Algérie: la mobilisation ne faiblit pas après un mois de contestation

Des Algériens défilent dans les rue de la capitale, le 22 mars 2019, un mois après le début de la contestation.
© REUTERS/Ramzi Boudina

Des centaines de milliers de manifestants ont défilé vendredi 22 mars dans les rues d'Alger, pour dénoncer le prolongement du mandat du président Abdelaziz Bouteflika. Depuis un mois, une marée humaine envahit les rues de la capitale chaque vendredi. Sans parler des centaines, des milliers d'Algériens qui manifestent dans les principales villes du pays, du nord au sud et d’est en ouest. Et leur détermination ne semble pas faiblir, bien au contraire.

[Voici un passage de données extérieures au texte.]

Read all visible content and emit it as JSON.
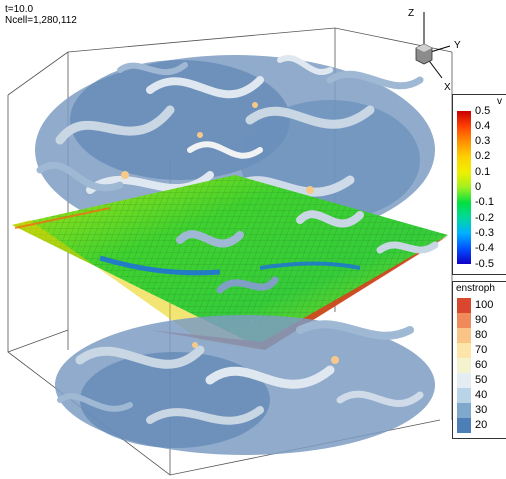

La contestation, au départ contre la cinquième candidature d’Abdelaziz Bouteflika, s'est transformée en une protestation contre la prolongation de son mandat, le président ayant entre-temps renoncé à se présenter et reporté les élections sine die. Le temps d'organiser une conférence nationale pour aboutir à une nouvelle Constitution et à de nouvelles élections.

Des mesures qui n'ont fait que renforcer la détermination des manifestants. Drapeau algérien en main, sur le dos ou sur la tête, ils marchent depuis quatre semaines dans un esprit bon enfant et pacifique. Ils sont même salués à l'étranger pour leur civisme.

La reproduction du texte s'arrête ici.